Thursday, October 29, 2009 - 11:00am - 12:00pm EDT
- Location:Dibner Building, LC 400
Five MetroTech Center, Brooklyn, New York
Speaker: Dr. Urs Niesen
Faculty Host: Prof. Shivendra Panwar
We consider the problem of determining achievable rates in heterogeneous wireless networks. We analyze the impact of location, traffic, and service heterogeneity. Consider a wireless network with n nodes located in a square of area n communicating with each other over Gaussian fading channels. Location heterogeneity is modeled by allowing the nodes in the wireless network to be deployed in an arbitrary manner on the square area instead of the usual random uniform node placement. For traffic heterogeneity, we analyze the n*n-dimensional unicast capacity region. For service heterogeneity, we consider the impact of multicasting and caching. This gives rise to the n*2^n-dimensional multicast capacity region and the 2^n*n-dimensional caching capacity region. In each of these cases, we obtain an explicit information-theoretic characterization of the scaling of achievable rates by providing a converse and a matching (in the scaling sense) communication architecture.
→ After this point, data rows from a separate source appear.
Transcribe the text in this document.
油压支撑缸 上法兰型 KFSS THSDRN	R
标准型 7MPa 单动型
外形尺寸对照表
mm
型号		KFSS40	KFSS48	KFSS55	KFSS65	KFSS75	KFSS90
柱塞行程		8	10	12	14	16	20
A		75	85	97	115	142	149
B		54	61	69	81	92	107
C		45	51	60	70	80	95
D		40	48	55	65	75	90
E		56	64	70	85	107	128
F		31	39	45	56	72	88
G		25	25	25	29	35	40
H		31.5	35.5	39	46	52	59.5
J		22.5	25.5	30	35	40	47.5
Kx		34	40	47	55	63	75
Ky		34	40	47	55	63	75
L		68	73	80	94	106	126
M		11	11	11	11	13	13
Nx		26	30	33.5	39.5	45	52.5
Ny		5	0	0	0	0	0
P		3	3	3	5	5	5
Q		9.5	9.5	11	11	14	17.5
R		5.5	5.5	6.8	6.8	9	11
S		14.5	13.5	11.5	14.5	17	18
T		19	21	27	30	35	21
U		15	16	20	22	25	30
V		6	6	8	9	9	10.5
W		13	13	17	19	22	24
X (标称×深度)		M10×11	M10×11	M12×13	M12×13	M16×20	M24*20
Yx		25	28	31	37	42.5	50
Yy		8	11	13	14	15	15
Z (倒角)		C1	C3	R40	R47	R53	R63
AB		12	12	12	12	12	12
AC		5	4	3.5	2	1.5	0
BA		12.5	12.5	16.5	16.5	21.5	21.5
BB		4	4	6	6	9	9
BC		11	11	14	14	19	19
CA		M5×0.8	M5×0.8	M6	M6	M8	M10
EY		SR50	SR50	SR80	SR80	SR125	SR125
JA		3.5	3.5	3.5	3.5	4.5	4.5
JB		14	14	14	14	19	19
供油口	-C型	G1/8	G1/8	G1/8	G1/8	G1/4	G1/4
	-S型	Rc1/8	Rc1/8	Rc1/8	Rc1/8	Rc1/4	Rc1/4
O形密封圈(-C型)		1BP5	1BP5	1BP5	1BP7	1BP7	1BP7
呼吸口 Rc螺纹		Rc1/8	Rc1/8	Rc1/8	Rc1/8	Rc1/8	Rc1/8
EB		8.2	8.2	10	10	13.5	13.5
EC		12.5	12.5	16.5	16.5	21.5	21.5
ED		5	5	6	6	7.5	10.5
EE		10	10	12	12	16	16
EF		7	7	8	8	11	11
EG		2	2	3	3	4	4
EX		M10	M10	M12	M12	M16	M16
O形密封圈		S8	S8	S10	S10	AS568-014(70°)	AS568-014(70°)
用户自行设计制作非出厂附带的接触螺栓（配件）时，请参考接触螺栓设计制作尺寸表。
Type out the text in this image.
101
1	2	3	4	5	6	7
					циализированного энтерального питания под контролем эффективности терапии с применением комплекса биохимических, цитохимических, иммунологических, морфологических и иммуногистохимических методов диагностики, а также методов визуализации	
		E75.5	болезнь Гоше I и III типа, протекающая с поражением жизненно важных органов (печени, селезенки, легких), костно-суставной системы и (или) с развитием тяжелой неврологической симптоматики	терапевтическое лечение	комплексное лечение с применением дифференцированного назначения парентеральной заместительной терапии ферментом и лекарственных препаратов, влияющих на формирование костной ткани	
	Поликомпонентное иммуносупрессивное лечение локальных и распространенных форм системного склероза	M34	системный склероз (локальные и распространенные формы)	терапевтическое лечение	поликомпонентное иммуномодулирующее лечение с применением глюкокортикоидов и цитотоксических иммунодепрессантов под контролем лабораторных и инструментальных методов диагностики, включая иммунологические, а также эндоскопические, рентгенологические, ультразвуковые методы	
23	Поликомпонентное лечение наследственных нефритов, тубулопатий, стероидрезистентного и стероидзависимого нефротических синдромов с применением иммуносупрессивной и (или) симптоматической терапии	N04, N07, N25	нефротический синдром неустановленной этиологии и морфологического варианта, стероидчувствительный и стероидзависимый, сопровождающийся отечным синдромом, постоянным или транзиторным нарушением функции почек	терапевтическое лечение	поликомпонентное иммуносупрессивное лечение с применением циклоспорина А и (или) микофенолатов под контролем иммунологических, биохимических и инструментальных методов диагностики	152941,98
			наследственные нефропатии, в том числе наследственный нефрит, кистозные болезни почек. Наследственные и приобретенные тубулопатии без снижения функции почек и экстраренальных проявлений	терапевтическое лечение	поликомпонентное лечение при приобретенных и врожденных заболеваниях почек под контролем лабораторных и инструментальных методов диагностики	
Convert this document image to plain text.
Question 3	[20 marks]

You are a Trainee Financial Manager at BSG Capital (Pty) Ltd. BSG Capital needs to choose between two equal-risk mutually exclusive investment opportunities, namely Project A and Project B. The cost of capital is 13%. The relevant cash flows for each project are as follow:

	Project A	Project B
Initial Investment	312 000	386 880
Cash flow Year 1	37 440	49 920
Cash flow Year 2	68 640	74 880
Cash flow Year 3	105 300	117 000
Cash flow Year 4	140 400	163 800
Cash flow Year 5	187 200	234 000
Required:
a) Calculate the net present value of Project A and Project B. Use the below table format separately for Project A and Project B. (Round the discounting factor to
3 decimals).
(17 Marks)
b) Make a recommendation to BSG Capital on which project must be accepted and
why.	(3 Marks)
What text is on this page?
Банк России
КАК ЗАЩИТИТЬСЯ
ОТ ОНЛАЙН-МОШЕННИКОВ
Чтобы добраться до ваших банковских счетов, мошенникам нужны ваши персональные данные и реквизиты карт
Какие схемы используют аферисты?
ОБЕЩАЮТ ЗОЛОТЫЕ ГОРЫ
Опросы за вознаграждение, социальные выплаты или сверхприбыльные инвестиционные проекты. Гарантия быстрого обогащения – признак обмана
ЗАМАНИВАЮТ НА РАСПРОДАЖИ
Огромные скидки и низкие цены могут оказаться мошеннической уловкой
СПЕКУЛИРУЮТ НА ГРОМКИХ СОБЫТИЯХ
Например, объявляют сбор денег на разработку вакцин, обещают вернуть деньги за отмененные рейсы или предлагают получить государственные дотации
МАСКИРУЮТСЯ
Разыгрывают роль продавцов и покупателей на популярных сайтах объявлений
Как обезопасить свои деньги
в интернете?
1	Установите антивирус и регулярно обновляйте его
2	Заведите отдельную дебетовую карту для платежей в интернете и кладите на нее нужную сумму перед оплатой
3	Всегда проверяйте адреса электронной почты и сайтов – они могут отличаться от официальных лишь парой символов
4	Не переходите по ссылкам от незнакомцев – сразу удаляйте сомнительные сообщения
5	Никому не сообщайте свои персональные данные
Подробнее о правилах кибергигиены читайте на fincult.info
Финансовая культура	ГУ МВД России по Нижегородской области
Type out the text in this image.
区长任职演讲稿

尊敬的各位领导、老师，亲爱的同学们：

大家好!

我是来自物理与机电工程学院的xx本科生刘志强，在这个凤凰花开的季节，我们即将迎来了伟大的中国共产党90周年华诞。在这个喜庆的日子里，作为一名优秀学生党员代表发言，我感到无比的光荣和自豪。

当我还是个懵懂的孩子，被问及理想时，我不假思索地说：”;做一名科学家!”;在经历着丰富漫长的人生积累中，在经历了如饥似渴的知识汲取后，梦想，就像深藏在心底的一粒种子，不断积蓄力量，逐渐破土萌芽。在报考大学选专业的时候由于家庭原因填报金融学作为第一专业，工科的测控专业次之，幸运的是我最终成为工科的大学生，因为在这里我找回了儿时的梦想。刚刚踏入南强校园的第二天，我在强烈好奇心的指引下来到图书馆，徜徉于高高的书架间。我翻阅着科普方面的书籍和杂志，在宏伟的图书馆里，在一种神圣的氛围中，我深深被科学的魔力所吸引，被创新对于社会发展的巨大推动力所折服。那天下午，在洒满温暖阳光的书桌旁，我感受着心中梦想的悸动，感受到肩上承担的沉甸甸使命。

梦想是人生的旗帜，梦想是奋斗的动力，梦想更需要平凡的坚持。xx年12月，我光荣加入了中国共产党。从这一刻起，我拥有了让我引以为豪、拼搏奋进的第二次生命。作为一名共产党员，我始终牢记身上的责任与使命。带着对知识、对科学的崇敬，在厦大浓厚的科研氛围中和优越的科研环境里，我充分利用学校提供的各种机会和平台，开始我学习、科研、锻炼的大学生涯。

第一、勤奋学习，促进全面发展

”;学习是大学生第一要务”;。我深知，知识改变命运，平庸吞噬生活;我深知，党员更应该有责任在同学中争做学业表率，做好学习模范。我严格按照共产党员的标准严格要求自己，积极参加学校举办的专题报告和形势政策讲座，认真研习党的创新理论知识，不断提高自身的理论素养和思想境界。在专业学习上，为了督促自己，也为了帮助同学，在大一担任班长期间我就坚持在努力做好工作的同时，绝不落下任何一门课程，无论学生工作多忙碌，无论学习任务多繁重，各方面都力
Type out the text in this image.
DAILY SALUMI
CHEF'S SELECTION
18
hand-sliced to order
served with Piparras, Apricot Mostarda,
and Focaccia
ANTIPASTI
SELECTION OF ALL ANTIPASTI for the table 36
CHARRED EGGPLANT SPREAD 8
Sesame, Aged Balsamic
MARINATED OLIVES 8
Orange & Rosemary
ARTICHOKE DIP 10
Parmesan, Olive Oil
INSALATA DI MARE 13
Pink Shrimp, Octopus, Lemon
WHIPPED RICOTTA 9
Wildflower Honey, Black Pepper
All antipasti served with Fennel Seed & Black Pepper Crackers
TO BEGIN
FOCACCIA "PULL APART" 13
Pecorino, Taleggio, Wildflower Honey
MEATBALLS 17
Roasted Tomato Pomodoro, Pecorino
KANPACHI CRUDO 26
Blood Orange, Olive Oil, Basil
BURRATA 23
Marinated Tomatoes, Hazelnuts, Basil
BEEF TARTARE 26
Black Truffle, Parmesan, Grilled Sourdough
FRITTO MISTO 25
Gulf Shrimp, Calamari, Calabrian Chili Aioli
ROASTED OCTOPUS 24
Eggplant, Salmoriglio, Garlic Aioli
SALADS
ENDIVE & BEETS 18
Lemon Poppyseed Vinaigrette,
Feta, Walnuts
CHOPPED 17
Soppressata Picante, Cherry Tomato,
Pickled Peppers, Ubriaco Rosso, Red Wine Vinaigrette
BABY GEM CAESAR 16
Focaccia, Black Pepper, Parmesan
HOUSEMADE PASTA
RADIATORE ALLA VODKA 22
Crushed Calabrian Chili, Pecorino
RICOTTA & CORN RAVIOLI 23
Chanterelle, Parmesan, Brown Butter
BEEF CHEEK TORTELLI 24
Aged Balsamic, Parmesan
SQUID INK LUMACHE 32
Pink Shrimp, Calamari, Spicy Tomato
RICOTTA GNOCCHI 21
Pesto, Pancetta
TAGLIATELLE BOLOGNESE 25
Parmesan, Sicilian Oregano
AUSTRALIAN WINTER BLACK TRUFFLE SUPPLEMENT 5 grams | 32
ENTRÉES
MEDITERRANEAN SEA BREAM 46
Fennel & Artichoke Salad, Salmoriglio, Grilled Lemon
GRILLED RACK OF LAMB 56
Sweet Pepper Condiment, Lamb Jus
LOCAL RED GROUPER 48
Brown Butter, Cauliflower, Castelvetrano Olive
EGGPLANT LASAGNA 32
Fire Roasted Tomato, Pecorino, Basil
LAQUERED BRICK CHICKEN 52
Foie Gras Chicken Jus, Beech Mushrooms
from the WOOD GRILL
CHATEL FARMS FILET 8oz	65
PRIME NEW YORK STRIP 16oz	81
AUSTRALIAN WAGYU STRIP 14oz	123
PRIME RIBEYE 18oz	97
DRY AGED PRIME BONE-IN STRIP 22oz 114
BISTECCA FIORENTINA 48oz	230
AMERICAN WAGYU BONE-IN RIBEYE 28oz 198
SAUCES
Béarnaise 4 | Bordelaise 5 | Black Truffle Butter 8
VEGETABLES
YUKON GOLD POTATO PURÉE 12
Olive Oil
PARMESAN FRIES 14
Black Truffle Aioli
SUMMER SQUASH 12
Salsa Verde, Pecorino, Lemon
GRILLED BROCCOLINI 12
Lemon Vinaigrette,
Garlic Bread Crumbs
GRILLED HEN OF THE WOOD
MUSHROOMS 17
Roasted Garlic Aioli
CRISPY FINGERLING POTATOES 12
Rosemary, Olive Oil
Urs Niesen received a M.S. degree from the School of Computer and Communication Sciences at the Ecole Polytechnique Federale de Lausanne (EPFL) in 2005 and a Ph.D. degree from the department of Electrical Engineering and Computer Science at the Massachusetts Institute of Technology (MIT) in 2009. He is currently a member of technical staff at Alcatel-Lucent Bell Labs. His research interests are in the area of communication and information theory.